Search code examples
rforeachcluster-computingsnow

Passing information between threads (foreach with %dopar%)


I'm using doSNOW- package for parallelizing tasks, which differ in length. When one thread is finished, I want

  • some information generated by old threads passed to the next thread
  • start the next thread immediatly (loadbalancing like in clusterApplyLB)

It works in singlethreaded (see makeClust(spec = 1 ))

#Register Snow and doSNOW
require(doSNOW)

#CHANGE spec to 4 or more, to see what my problem is
registerDoSNOW(cl <- makeCluster(spec=1,type="SOCK",outfile=""))

numbersProcessed <- c() # init processed vector
x <- foreach(i = 1:10,.export=numbersProcessed)  %dopar% {

    #Do working stuff
    cat(format(Sys.time(), "%X"),": ","Starting",i,"(Numbers processed so far:",numbersProcessed, ")\n")
    Sys.sleep(time=i)

    #Appends this number to general vector
    numbersProcessed <- append(numbersProcessed,i)

    cat(format(Sys.time(), "%X"),": ","Ending",i,"\n")
    cat("--------------------\n")
}

#End it all
stopCluster(cl)

Now change the spec in "makeCluster" to 4. Output is something like this:

[..]
Type: EXEC 
18:12:21 :  Starting 9 (Numbers processed so far: 1 5 )
18:12:23 :  Ending 6 
--------------------
Type: EXEC 
18:12:23 :  Starting 10 (Numbers processed so far: 2 6 )
18:12:25 :  Ending 7 

At 18:12:21 thread 9 knew, that thread 1 and 5 have been processed. 2 seconds later thread 6 ends. The next thread has to know at least about 1, 5 and 6, right?. But thread 10 only knows about 6 and 2.

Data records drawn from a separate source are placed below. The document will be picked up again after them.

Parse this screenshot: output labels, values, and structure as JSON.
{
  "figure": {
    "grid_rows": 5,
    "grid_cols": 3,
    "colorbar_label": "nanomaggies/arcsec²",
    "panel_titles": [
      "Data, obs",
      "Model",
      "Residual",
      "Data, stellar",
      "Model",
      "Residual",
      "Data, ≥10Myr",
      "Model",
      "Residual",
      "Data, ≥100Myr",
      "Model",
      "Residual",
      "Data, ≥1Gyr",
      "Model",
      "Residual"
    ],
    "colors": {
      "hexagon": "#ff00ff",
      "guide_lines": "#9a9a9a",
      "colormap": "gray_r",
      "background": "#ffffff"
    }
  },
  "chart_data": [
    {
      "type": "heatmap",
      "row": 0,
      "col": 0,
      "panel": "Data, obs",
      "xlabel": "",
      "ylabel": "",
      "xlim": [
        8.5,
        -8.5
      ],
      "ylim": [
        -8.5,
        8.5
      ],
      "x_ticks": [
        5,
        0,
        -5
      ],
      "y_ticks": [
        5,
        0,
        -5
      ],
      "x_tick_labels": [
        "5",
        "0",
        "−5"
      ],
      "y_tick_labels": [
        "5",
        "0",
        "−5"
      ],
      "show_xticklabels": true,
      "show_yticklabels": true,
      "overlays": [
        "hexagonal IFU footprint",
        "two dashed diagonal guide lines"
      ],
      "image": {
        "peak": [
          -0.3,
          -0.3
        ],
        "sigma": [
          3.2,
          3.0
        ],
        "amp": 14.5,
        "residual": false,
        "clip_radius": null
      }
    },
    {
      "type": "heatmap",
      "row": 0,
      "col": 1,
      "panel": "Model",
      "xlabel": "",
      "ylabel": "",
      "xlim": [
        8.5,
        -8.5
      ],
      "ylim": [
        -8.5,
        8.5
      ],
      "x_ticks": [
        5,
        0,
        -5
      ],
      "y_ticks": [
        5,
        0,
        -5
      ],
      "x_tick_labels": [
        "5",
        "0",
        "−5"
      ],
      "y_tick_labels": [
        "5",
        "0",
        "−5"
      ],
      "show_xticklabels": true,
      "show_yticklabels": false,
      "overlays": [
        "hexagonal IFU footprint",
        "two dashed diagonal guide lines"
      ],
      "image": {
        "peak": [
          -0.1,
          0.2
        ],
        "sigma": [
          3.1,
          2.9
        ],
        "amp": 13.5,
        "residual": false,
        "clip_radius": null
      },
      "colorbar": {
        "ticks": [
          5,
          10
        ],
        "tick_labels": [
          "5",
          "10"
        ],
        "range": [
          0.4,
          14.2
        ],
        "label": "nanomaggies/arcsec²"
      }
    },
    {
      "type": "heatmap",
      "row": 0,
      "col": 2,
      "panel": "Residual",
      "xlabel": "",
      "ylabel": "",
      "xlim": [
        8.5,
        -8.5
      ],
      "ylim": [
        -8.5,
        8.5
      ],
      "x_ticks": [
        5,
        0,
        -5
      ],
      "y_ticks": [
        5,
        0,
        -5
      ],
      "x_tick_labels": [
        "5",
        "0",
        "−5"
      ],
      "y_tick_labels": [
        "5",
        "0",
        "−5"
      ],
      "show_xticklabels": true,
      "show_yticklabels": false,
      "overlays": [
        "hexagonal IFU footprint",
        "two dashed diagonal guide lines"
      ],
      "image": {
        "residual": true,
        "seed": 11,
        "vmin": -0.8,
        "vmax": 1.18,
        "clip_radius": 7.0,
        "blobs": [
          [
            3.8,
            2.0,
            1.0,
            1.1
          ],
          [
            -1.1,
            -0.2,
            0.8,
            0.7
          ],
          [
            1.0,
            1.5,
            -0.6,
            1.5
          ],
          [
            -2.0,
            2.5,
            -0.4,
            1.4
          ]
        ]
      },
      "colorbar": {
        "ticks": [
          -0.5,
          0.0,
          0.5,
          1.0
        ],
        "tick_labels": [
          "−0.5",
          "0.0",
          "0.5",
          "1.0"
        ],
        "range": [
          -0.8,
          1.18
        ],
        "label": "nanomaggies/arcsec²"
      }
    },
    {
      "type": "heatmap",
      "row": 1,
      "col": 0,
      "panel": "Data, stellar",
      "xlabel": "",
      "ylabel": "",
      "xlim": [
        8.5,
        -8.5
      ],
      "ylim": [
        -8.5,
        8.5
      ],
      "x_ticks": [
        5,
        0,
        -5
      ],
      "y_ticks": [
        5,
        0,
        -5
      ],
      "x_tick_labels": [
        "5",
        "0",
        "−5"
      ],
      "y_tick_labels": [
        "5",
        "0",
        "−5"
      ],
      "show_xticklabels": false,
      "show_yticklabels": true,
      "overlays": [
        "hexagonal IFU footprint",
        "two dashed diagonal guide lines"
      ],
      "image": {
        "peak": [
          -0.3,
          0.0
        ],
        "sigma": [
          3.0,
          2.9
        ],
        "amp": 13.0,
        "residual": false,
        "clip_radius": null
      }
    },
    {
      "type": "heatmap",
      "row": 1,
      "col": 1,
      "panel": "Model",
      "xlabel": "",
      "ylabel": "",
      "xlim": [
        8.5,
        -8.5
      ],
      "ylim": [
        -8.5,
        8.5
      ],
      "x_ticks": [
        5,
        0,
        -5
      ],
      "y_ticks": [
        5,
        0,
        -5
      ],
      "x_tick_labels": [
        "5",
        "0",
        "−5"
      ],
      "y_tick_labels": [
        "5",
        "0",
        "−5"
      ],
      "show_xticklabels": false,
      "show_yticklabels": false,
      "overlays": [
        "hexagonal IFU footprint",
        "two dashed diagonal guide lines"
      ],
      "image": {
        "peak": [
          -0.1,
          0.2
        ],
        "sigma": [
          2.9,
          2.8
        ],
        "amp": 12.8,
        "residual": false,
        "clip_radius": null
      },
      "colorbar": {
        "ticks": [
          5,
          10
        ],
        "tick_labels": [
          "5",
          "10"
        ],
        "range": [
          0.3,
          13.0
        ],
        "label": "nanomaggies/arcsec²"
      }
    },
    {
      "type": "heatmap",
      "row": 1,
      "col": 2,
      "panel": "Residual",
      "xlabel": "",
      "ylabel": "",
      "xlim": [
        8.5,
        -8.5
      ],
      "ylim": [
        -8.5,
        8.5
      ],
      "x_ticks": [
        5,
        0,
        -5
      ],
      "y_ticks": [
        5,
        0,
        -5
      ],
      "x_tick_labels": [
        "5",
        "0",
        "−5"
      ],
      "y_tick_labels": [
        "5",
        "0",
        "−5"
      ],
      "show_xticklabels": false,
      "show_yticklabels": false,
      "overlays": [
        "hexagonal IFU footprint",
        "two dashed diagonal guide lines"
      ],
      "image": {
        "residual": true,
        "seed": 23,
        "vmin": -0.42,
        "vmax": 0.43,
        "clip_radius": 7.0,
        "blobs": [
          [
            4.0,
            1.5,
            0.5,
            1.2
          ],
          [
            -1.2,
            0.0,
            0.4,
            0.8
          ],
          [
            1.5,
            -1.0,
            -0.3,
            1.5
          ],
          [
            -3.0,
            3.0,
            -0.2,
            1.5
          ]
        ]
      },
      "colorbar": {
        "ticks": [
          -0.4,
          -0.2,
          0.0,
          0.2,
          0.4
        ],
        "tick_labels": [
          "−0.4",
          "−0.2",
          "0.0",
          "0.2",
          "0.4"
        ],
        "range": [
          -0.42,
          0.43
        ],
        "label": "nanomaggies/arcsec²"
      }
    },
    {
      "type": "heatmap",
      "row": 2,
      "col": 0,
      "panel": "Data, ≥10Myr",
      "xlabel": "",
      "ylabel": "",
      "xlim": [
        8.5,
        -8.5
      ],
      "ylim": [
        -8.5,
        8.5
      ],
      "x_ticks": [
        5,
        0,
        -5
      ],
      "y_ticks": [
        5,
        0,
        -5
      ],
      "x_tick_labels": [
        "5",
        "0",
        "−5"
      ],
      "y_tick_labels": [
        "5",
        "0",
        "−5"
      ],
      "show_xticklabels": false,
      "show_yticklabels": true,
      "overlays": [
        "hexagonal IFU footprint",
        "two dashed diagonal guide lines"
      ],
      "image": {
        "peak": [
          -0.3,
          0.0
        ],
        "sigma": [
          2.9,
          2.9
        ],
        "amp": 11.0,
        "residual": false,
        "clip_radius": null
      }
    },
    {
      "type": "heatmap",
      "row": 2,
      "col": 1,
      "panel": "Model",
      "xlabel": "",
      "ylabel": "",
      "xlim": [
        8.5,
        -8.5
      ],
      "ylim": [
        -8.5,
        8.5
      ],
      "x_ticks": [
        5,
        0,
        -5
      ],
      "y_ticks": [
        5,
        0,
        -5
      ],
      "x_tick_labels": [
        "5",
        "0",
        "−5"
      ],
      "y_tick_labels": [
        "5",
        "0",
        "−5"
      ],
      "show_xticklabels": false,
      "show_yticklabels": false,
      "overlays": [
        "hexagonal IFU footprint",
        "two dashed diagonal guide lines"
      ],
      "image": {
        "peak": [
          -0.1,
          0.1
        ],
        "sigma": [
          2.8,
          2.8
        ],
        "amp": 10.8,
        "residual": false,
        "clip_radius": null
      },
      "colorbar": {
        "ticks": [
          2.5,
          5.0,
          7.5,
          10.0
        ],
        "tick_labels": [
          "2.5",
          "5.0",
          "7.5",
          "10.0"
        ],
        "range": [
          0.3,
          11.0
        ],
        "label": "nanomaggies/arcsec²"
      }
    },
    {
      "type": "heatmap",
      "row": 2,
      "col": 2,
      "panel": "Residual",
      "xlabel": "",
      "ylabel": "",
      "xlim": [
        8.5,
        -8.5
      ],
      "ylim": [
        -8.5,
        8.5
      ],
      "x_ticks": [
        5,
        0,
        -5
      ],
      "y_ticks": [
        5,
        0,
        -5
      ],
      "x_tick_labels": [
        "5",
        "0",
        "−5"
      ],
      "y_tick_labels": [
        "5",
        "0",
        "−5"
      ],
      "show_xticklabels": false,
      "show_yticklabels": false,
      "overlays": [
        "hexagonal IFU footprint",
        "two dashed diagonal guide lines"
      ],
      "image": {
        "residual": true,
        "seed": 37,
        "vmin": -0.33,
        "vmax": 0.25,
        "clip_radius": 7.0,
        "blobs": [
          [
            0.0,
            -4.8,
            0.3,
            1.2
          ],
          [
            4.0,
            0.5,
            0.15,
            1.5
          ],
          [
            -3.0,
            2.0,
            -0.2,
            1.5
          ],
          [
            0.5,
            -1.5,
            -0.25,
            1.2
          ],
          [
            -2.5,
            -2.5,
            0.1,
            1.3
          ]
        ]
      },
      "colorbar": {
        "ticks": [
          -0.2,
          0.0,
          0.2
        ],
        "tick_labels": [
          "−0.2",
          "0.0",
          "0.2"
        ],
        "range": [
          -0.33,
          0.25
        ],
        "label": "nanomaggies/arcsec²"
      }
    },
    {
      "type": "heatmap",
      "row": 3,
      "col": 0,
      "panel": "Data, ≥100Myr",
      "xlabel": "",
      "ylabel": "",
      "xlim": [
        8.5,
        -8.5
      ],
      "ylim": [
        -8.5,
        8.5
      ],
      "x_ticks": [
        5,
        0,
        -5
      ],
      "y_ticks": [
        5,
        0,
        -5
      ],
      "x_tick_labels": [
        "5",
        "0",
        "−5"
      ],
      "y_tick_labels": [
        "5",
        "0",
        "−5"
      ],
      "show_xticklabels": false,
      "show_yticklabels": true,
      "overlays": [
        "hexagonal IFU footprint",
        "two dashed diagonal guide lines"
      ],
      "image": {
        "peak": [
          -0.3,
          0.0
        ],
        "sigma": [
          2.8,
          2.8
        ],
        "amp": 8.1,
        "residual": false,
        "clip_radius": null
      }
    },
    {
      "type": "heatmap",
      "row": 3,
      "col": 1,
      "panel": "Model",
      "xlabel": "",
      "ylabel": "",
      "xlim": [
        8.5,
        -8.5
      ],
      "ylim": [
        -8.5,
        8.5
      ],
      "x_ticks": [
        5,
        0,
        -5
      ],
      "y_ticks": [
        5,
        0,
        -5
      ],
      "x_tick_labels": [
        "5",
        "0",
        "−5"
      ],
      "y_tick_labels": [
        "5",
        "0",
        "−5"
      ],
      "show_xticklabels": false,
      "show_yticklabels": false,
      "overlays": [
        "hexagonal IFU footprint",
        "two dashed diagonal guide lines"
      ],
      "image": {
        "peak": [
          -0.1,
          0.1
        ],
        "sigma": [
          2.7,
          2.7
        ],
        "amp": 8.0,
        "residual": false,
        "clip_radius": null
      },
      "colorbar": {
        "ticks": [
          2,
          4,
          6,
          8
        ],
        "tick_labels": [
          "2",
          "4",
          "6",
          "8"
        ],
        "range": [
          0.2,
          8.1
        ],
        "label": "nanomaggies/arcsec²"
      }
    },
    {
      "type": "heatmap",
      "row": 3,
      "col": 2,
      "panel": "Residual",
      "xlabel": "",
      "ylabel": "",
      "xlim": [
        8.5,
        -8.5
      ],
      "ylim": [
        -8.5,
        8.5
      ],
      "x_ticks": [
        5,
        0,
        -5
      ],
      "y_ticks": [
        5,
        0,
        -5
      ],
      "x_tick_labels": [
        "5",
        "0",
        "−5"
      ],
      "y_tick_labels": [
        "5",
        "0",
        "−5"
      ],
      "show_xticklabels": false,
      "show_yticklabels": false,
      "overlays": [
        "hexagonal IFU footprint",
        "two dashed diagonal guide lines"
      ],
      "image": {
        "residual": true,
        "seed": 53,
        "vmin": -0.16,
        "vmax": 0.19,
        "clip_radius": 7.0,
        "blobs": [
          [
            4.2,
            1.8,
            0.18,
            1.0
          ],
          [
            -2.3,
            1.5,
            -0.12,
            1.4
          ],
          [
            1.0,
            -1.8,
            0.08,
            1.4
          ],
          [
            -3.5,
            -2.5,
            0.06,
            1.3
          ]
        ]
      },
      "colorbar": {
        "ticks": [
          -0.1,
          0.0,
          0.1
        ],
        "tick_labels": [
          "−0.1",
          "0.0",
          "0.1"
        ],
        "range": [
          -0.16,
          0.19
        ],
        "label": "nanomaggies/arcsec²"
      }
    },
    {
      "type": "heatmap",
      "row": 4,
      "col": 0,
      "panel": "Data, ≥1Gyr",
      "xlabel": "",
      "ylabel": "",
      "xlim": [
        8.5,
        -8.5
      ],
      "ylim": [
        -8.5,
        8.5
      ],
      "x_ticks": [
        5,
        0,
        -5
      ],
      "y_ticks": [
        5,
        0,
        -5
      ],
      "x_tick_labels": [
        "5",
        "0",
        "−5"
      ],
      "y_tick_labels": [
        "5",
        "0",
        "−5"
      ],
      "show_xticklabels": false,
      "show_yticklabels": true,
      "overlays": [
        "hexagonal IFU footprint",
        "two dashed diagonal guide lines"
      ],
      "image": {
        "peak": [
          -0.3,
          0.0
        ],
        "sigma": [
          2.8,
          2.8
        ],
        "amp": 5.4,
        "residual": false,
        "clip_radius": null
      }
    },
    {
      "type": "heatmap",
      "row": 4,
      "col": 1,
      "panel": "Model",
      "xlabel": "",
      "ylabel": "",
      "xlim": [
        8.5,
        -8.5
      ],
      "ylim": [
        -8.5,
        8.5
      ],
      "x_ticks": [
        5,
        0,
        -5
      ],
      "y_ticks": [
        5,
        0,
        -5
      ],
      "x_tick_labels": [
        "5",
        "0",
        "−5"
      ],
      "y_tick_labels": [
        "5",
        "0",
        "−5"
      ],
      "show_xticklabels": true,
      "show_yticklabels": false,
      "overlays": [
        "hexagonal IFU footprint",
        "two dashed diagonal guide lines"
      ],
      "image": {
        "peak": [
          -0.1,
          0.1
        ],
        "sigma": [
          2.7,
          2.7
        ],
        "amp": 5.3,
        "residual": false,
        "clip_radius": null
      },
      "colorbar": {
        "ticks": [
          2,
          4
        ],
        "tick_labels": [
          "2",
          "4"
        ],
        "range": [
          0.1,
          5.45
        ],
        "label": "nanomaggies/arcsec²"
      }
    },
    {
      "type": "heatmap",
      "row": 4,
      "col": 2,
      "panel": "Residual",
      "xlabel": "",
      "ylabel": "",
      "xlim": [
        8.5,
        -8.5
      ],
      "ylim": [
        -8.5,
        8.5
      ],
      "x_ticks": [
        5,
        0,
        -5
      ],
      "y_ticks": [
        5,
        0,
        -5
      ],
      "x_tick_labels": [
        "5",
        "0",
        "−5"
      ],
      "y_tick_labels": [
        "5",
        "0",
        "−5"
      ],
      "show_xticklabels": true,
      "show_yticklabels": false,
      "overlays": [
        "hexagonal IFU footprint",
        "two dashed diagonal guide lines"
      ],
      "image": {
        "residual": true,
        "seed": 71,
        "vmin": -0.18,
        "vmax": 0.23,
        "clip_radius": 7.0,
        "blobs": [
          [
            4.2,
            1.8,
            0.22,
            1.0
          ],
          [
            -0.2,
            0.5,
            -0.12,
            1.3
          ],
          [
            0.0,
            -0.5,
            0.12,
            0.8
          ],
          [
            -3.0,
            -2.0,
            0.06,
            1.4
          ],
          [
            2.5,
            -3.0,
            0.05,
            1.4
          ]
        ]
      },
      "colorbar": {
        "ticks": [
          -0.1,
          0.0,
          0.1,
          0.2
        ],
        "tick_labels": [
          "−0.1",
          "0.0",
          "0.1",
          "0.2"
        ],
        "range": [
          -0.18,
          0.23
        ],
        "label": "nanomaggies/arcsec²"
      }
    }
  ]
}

I realized, this has to do something with the cores specified in makeCluster. 9 knows about 1, 5 and 9 (1 + 4 + 4), 10 knows about 2,6 and 10 (2 + 4 + 4).

Is there a better way to pass "processed" stuff to further generations of threads?

Bonuspoints: Is there a way to "print" to the master- node in parallel processing, without having these "Type: EXEC" etc messages from the snow package? :)

Thanks! Marc


Solution

  • My bad. Damn.

    I thought, foreach with %dopar% is load-balanced. This isn't the case, and makes my question absolete, because there can nothing be executed on the host-side while parallel processing. That explains why global variables are only manipulated on the client side and never reach the host.